RPO and RTO – Backup and Restore Strategies – SOA-C02 Study Guide

RPO and RTO

Whenever you are choosing any backup strategy, you need to also define the recovery-point objective (RPO) and the recovery-time objective (RTO). The RPO is used to define how much data can be lost during an event that requires you to restore data, and the RTO defines the time allowed to recover the data and bring it fully online.

For example, an RPO of one hour means that you can lose no more than one hour’s worth of data. You should thus select a backup procedure that will capture data every hour at a minimum. If possible, capturing more frequently than each hour ensures that you have not one but several recovery points to return to because the latest one might be incomplete, corrupted, or not reflect a valid point to return to.

An RTO of one hour means that you need to bring the application back to the state before the event within at most one hour. To achieve the lowest possible RTO, you need to employ a good recovery strategy that is simple to execute and as automated as possible.

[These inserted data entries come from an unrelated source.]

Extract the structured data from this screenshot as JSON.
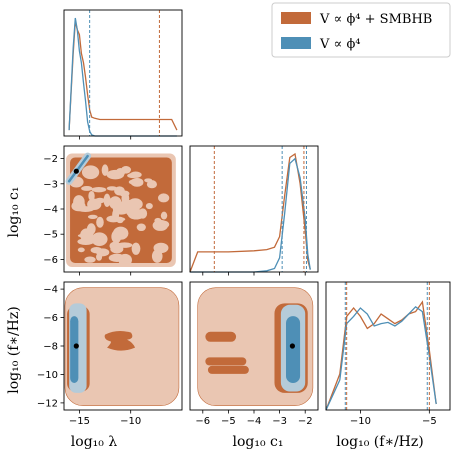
{
  "colors": {
    "smbhb": "#c26a3a",
    "smbhb_light": "#eac6b2",
    "phi4": "#4e8fb6",
    "phi4_light": "#b5cbd9"
  },
  "legend": [
    {
      "label": "V ∝ ϕ⁴ + SMBHB",
      "color": "#c26a3a"
    },
    {
      "label": "V ∝ ϕ⁴",
      "color": "#4e8fb6"
    }
  ],
  "chart_data": {
    "type": "corner",
    "parameters": [
      {
        "name": "log10_lambda",
        "label": "log₁₀ λ",
        "range": [
          -16.5,
          -5.0
        ],
        "ticks": [
          -15,
          -10
        ]
      },
      {
        "name": "log10_c1",
        "label": "log₁₀ c₁",
        "range": [
          -6.5,
          -1.5
        ],
        "ticks": [
          -6,
          -5,
          -4,
          -3,
          -2
        ]
      },
      {
        "name": "log10_fstar",
        "label": "log₁₀ (f∗/Hz)",
        "range": [
          -12.5,
          -3.5
        ],
        "ticks": [
          -12,
          -10,
          -8,
          -6,
          -4
        ]
      }
    ],
    "tick_labels": {
      "log10_lambda": [
        "−15",
        "−10"
      ],
      "log10_c1_x": [
        "−6",
        "−5",
        "−4",
        "−3",
        "−2"
      ],
      "log10_c1_y": [
        "−2",
        "−3",
        "−4",
        "−5",
        "−6"
      ],
      "log10_fstar_x": [
        "−10",
        "−5"
      ],
      "log10_fstar_y": [
        "−4",
        "−6",
        "−8",
        "−10",
        "−12"
      ]
    },
    "marginal_lambda": {
      "x": [
        -16,
        -15.6,
        -15.4,
        -15.2,
        -15.0,
        -14.8,
        -14.6,
        -14.4,
        -14.2,
        -14.0,
        -13.8,
        -13.5,
        -13,
        -12,
        -10,
        -8,
        -6,
        -5.5
      ],
      "smbhb": [
        0.05,
        0.7,
        0.97,
        0.9,
        0.86,
        0.7,
        0.62,
        0.5,
        0.35,
        0.22,
        0.16,
        0.15,
        0.14,
        0.14,
        0.14,
        0.14,
        0.14,
        0.05
      ],
      "phi4": [
        0.05,
        0.75,
        1.0,
        0.9,
        0.72,
        0.62,
        0.45,
        0.3,
        0.12,
        0.04,
        0.01,
        0.0,
        0.0,
        0.0,
        0.0,
        0.0,
        0.0,
        0.0
      ],
      "vlines": {
        "smbhb": -7.2,
        "phi4": -14.0
      }
    },
    "marginal_c1": {
      "x": [
        -6.5,
        -6.2,
        -6.0,
        -5.0,
        -4.0,
        -3.5,
        -3.2,
        -3.0,
        -2.8,
        -2.6,
        -2.4,
        -2.2,
        -2.0,
        -1.9,
        -1.8
      ],
      "smbhb": [
        0.0,
        0.17,
        0.17,
        0.17,
        0.18,
        0.19,
        0.21,
        0.3,
        0.65,
        0.97,
        1.0,
        0.75,
        0.35,
        0.1,
        0.02
      ],
      "phi4": [
        0.0,
        0.0,
        0.0,
        0.0,
        0.0,
        0.01,
        0.03,
        0.12,
        0.5,
        0.92,
        0.96,
        0.8,
        0.45,
        0.15,
        0.02
      ],
      "vlines": {
        "smbhb": [
          -5.55,
          -2.05
        ],
        "phi4": [
          -2.9,
          -1.95
        ]
      }
    },
    "marginal_fstar": {
      "x": [
        -12.5,
        -11.5,
        -11.0,
        -10.5,
        -10.0,
        -9.5,
        -9.0,
        -8.5,
        -8.0,
        -7.5,
        -7.0,
        -6.5,
        -6.0,
        -5.5,
        -5.0,
        -4.5
      ],
      "smbhb": [
        0.0,
        0.3,
        0.78,
        0.85,
        0.78,
        0.68,
        0.72,
        0.8,
        0.76,
        0.72,
        0.75,
        0.8,
        0.82,
        0.9,
        0.5,
        0.05
      ],
      "phi4": [
        0.0,
        0.25,
        0.72,
        0.78,
        0.85,
        0.8,
        0.7,
        0.72,
        0.73,
        0.7,
        0.74,
        0.8,
        0.86,
        0.82,
        0.45,
        0.05
      ],
      "vlines": {
        "smbhb": [
          -11.0,
          -5.0
        ],
        "phi4": [
          -11.1,
          -5.15
        ]
      }
    },
    "best_fit": {
      "log10_lambda": -15.3,
      "log10_c1": -2.5,
      "log10_fstar": -8.0
    }
  }
}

Figure 6.1 represents the RPO and RTO and how these two factors relate to an event that disrupts an application.

FIGURE 6.1 RTO and RPO

Disaster Recovery

Another term that we need to cover when discussing backups is disaster recovery. The idea of disaster recovery stems from traditional datacenters, where computing was done in one location (usually due to cost and proximity to the clients/workforce). Traditionally, disaster recovery outlines a plan to recover the primary operating environment from remotely stored backups. These backups could be represented by any type of data storage, ranging from tapes or disks, cold-stored in a remote location, that can be returned to the primary environment and restored, to online storage and standby servers in a remote location that can be activated to take the production load at any moment, and everything in between.

The traditional concept implies that there are so-called cold resources—tapes, disks, storage, servers that are not in use in day-to-day operations because they need to be made available at all times in case of a disaster. This can lead to expensive hardware being unused and can dramatically increase the operating expenses of any application.

In AWS, there is no concept of cold datacenters. All of the equipment is online at all times to deliver AWS services; however, the load on the equipment is never even close to 100 percent. This means that there is always some spare capacity across each AWS datacenter, availability zone, and region that you can use for the purpose of disaster recovery. Because AWS services are pay-per-use, this implies that you never have to pay for any resources that are “waiting” for you to fail over to.

Overview of Backup Strategies

One thing to consider in AWS is that any backup can also be used as a seed for disaster recovery. To ensure you can both recover data and restore a complete environment in case of disaster, you have to select a backup strategy. There are four general ways to set up the backup of your environment that will also support full disaster recovery:

Backup and restore

Pilot light

Warm standby

Multisite active-active

Regardless of whether your primary environment is on-premises or AWS, the design of these strategies works exactly the same. In the following sections, we refer to the production environment, which represents the primary site or primary AWS region, and the backup environment, which represents an AWS region where backups are stored and where disaster recovery can be initiated.